Algorithm. Times carries FLAT | ORDERLESS | LISTABLE | NUMERICFUNCTION | ONEIDENTITY, so the evaluator flattens nested Times, threads over List args, and sorts canonically before builtin_times runs. The builtin does numeric folding and exponent collection.

It accumulates the rational/numeric coefficient into a running num_prod (with inexact contagion when a Real/MPFR factor is present); a numeric factor that cannot fold (e.g. an integer carrying a pending radical) is stashed as its own group. Each remaining factor is split into a (base, exponent) pair (a BasePower; bare factors get exponent 1, Power[b,e] is unpacked), and factors with structurally equal base are merged by summing exponents (Plus over the two exponents). A radical-canonicalisation pass folds factors of a positive integer base b ≥ 2 appearing in the accumulated rational coefficient into a Power[b, q] group with rational q. The result is rebuilt as the numeric coefficient times the surviving Power groups; 0 short-circuits and a zero result returns 0.

Data structures. The BasePower struct ({base, exponent} — shared with trig_canon.h) in a linear groups[] array; coefficient arithmetic on exact int/rational/bigint with eval_and_free for symbolic recombination. Like-base lookup is linear scan with expr_eq. An overflow guard returns an Overflow[] sentinel.

Complexity / limits.

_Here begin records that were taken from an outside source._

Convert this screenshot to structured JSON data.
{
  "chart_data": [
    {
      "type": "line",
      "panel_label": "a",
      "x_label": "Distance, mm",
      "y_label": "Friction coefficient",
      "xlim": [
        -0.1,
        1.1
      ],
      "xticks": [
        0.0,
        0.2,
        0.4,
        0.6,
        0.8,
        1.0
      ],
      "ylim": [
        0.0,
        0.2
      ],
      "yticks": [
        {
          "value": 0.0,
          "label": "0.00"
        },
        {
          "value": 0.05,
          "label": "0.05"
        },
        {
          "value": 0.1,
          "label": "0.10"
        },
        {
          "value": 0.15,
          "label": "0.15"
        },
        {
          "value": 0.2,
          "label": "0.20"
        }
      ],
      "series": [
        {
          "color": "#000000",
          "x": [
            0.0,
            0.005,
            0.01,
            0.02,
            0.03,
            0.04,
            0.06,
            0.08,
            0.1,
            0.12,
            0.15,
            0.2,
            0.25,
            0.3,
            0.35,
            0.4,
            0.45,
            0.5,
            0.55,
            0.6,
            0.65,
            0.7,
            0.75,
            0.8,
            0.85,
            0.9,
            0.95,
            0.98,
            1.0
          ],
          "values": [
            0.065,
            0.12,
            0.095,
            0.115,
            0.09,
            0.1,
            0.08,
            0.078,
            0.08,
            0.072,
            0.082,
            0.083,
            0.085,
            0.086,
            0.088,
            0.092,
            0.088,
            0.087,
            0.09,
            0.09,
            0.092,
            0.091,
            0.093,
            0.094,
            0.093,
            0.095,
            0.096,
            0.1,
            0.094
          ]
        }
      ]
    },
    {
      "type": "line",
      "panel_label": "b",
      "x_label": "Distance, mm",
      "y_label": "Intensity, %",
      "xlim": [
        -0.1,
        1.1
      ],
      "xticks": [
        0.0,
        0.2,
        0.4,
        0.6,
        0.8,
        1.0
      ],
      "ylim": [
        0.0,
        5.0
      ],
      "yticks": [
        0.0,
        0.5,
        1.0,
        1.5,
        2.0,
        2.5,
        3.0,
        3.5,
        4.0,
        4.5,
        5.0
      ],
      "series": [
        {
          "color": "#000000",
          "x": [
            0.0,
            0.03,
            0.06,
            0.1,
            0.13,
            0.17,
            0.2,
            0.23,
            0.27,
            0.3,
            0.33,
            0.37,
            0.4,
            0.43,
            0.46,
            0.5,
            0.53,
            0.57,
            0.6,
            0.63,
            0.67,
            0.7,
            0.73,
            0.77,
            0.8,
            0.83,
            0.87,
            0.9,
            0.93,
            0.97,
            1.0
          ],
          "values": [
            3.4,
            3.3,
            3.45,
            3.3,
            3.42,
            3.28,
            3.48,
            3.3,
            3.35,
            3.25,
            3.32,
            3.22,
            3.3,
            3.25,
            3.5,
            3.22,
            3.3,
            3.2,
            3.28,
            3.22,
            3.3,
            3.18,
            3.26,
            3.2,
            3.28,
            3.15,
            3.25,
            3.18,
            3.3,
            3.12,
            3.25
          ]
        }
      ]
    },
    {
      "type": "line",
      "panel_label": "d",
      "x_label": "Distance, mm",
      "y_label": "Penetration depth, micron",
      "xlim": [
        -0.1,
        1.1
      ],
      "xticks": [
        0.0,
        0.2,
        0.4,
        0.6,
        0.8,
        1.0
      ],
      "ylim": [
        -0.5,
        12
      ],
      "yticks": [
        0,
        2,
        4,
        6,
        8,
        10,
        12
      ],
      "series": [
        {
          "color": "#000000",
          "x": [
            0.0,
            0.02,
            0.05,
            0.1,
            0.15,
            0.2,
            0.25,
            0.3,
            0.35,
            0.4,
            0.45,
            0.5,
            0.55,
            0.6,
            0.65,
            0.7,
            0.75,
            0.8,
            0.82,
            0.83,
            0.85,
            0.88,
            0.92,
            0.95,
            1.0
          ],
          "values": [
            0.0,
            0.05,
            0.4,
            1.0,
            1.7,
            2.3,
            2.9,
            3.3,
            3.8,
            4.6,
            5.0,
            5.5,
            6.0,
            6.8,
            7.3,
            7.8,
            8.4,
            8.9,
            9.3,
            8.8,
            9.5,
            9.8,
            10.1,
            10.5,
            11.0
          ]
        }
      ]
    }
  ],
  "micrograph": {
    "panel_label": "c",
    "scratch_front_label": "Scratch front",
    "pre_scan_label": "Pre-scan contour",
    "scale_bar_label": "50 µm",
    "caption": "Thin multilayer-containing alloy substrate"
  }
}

Roughly O(n^2) from the linear base-grouping over n factors (canonical sort tends to make equal bases adjacent).

  • Flat, Orderless, Listable.
  • Combines numeric constants and groups identical bases into Power expressions.
  • Handles I as Complex[0, 1].
  • Returns 1 if no arguments are provided.
  • Returns Overflow[] if integer multiplication overflows or if any argument is Overflow[].
  • Sqrt-coefficient absorption: a non-trivial rational/integer coefficient

Attributes: Flat, Listable, NumericFunction, OneIdentity, Orderless, Protected.

Implementation status

Stable — documented, exercised by the test suite and/or worked examples, with no known limitations recorded.

References

  • Knuth, "The Art of Computer Programming, Vol. 2: Seminumerical Algorithms", on arbitrary-precision integer multiplication.
  • Geddes, Czapor & Labahn, "Algorithms for Computer Algebra" (1992), on canonical forms for products.
  • Source: src/times.c
  • Specification: docs/spec/builtins/arithmetic.md

Notes & additional examples

Worked examples

In[1]:= 2^64 * 3
Out[1]= 55340232221128654848
In[1]:= (1/3)*(3/7)*7
Out[1]= 1
In[1]:= x y x z
Out[1]= x^2 y z

Notes

Times shares the Flat, Orderless, and OneIdentity attributes with Plus, so factors are flattened and canonically ordered. Repeated symbolic factors are gathered into powers, turning x y x z into x^2 y z. Rational factors are multiplied and reduced to lowest terms, and a product of reciprocals can cancel exactly to 1. Integer products promote to GMP bigints automatically when they exceed machine-word range.